Ryan Holiday has a post, “How Your Daily Routine Can Turn Into Your Biggest Enemy“, where he talks about how routines and rituals can make you fragile and easy to throw off-kilter–all of which is true.

His solution is to have routines, not just a routine.  If you prefer to write in silence, but they’re digging up the road outside, have a favorite Starbucks and sound-cancelling earbuds you can use instead–it’s not an emergency fall back plan, but an alternative plan.

Write at your local coffee store once a week, so that you’re comfortable with writing there.  Write in the back yard when it’s nice, so you’re comfortable writing there, too.  Write on your bed.  Write in front of the TV while your spouse is watching and you use the earbuds, so you’re comfortable with that routine.  Write before breakfast.  Learn to write on a bus or train.

The idea is to increase your comfort zone and the number of ways (routines) that you can slide into depending upon circumstances.  It builds flexibility and allows you to be productive, because entropy is real, and change is consistent, so the routine you use today won’t be possible in a year’s time.  Guaranteed.

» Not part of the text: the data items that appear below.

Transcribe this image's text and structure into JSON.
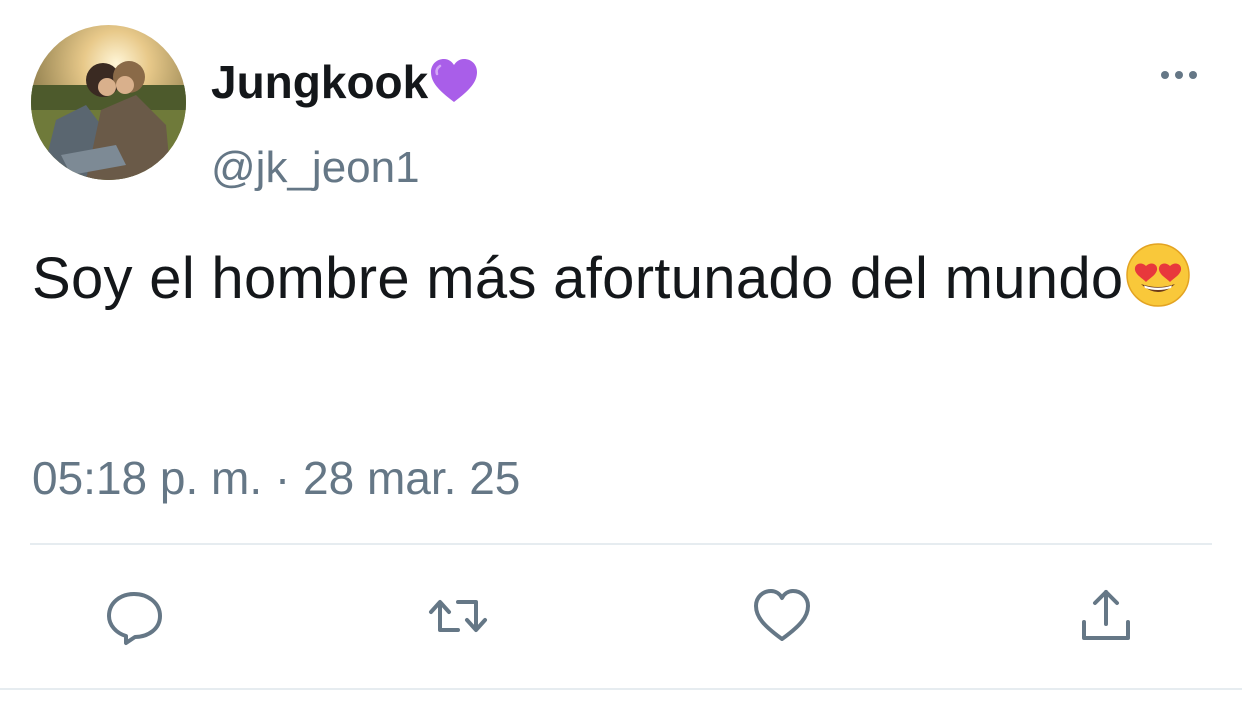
{
  "user": {
    "display_name": "Jungkook",
    "badge_icon": "purple-heart-icon",
    "badge_color": "#a95ee9",
    "handle": "@jk_jeon1"
  },
  "tweet": {
    "text": "Soy el hombre más afortunado del mundo",
    "trailing_emoji": "heart-eyes-emoji",
    "timestamp": "05:18 p. m. · 28 mar. 25"
  },
  "actions": [
    {
      "name": "reply",
      "icon": "reply-icon"
    },
    {
      "name": "retweet",
      "icon": "retweet-icon"
    },
    {
      "name": "like",
      "icon": "heart-outline-icon"
    },
    {
      "name": "share",
      "icon": "share-icon"
    }
  ],
  "colors": {
    "text": "#14171a",
    "secondary": "#657786",
    "divider": "#e6ecf0"
  }
}
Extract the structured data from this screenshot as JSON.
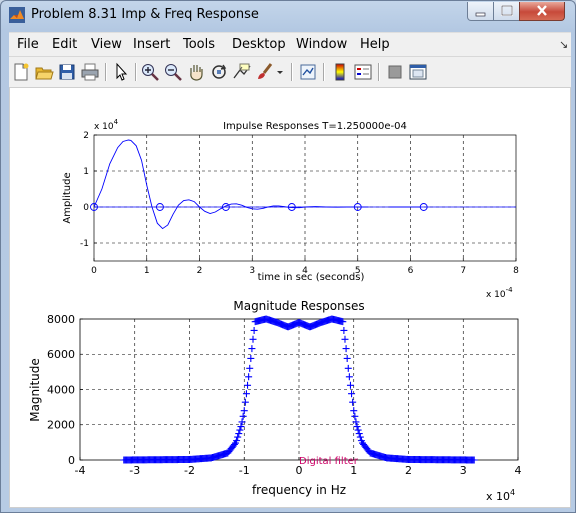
{
  "window": {
    "title": "Problem 8.31 Imp & Freq Response"
  },
  "menubar": {
    "items": [
      "File",
      "Edit",
      "View",
      "Insert",
      "Tools",
      "Desktop",
      "Window",
      "Help"
    ]
  },
  "toolbar": {
    "icons": [
      "new-figure-icon",
      "open-file-icon",
      "save-icon",
      "print-icon",
      "pointer-icon",
      "zoom-in-icon",
      "zoom-out-icon",
      "pan-icon",
      "rotate-3d-icon",
      "data-cursor-icon",
      "brush-icon",
      "link-plot-icon",
      "colorbar-icon",
      "legend-icon",
      "hide-plot-tools-icon",
      "show-plot-tools-icon"
    ]
  },
  "colors": {
    "plot": "#0000ff",
    "overlay_text": "#cc0066"
  },
  "chart_data": [
    {
      "type": "line",
      "title": "Impulse Responses T=1.250000e-04",
      "xlabel": "time in sec (seconds)",
      "ylabel": "Amplitude",
      "x_exponent": "x 10",
      "x_exponent_power": "-4",
      "y_exponent": "x 10",
      "y_exponent_power": "4",
      "xlim": [
        0,
        8
      ],
      "ylim": [
        -1.5,
        2
      ],
      "xticks": [
        "0",
        "1",
        "2",
        "3",
        "4",
        "5",
        "6",
        "7",
        "8"
      ],
      "yticks": [
        "-1",
        "0",
        "1",
        "2"
      ],
      "grid": true,
      "series": [
        {
          "x": [
            0,
            0.15,
            0.3,
            0.45,
            0.55,
            0.65,
            0.7,
            0.8,
            0.9,
            1.0,
            1.1,
            1.2,
            1.3,
            1.4,
            1.5,
            1.6,
            1.7,
            1.8,
            1.9,
            2.0,
            2.1,
            2.2,
            2.3,
            2.4,
            2.5,
            2.6,
            2.7,
            2.8,
            2.9,
            3.0,
            3.1,
            3.2,
            3.3,
            3.4,
            3.5,
            3.6,
            3.7,
            3.8,
            3.9,
            4.0,
            4.2,
            4.4,
            4.6,
            4.8,
            5.0,
            5.2
          ],
          "y": [
            0,
            0.5,
            1.2,
            1.65,
            1.82,
            1.86,
            1.85,
            1.7,
            1.3,
            0.6,
            0.0,
            -0.45,
            -0.6,
            -0.5,
            -0.2,
            0.05,
            0.18,
            0.2,
            0.15,
            0.0,
            -0.12,
            -0.18,
            -0.14,
            -0.05,
            0.03,
            0.08,
            0.09,
            0.05,
            -0.01,
            -0.05,
            -0.06,
            -0.04,
            0.0,
            0.03,
            0.03,
            0.01,
            -0.01,
            -0.02,
            -0.02,
            0.0,
            0.01,
            0.0,
            -0.005,
            0.0,
            0.0,
            0.0
          ]
        },
        {
          "x": [
            5.6,
            6.2
          ],
          "y": [
            0,
            0
          ]
        }
      ],
      "sample_markers": {
        "x": [
          0,
          1.25,
          2.5,
          3.75,
          5.0,
          6.25
        ],
        "y": [
          0,
          0,
          0,
          0,
          0,
          0
        ]
      }
    },
    {
      "type": "scatter",
      "title": "Magnitude Responses",
      "xlabel": "frequency in Hz",
      "ylabel": "Magnitude",
      "x_exponent": "x 10",
      "x_exponent_power": "4",
      "xlim": [
        -4,
        4
      ],
      "ylim": [
        0,
        8000
      ],
      "xticks": [
        "-4",
        "-3",
        "-2",
        "-1",
        "0",
        "1",
        "2",
        "3",
        "4"
      ],
      "yticks": [
        "0",
        "2000",
        "4000",
        "6000",
        "8000"
      ],
      "grid": true,
      "marker": "+",
      "annotation": "Digital filter",
      "passband_ripple": {
        "x": [
          -0.8,
          -0.6,
          -0.4,
          -0.2,
          0,
          0.2,
          0.4,
          0.6,
          0.8
        ],
        "y": [
          7850,
          8000,
          7800,
          7550,
          7800,
          7550,
          7800,
          8000,
          7850
        ]
      },
      "edges": {
        "x": [
          -3.2,
          -2.0,
          -1.6,
          -1.3,
          -1.15,
          -1.05,
          -1.0,
          -0.95,
          -0.9,
          -0.85,
          -0.8
        ],
        "y": [
          0,
          30,
          120,
          400,
          1000,
          2000,
          2800,
          4000,
          5200,
          6600,
          7850
        ]
      }
    }
  ]
}
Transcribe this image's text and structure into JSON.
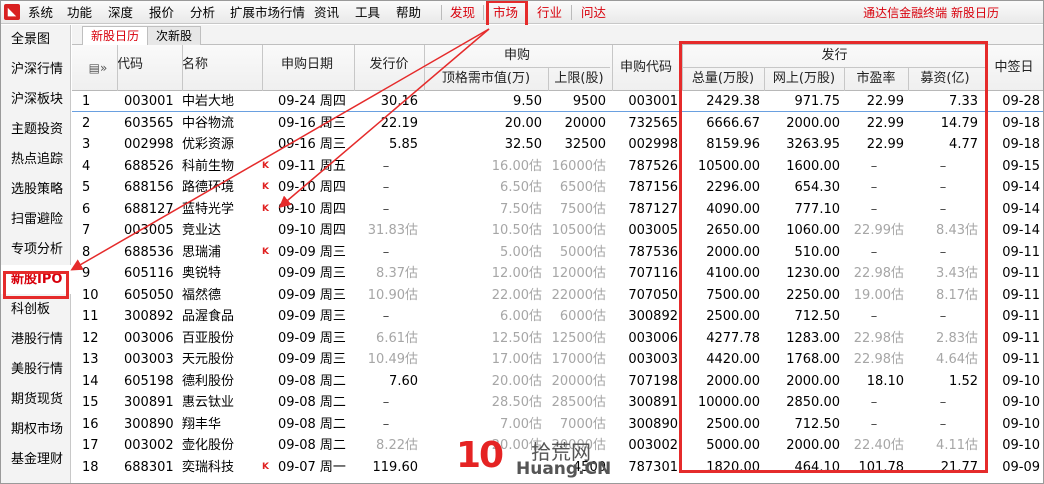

If you have ever said, “But I must have xxx in order to write” (xxx = perfect silence, string quartet, your favorite keyboard, cat on your lap, three cups of coffee, etc, etc.,), then you are making your routines and rituals too rigid.

If you need more than one variable firmly in place before the muse will come, then you’re doubling/tripling/exponentially increasing your chances that something will be out of whack next time you need to write, and you won’t.  (Write, that is.)

You can be derailed completely by the smallest thing (it’s raining today!).

Don’t get me wrong.  Routines, rituals, work processes and habits are brilliant productivity enhancers.  They’re gold for writers.

The trick is: you can’t have too many of them.   And the more you have, the more words you’ll get down, because you’ve built resiliency into your writing practice that will also let you write in unique circumstances.

Tip:  While those unique circumstances hold, take notes!  You can use them in a story.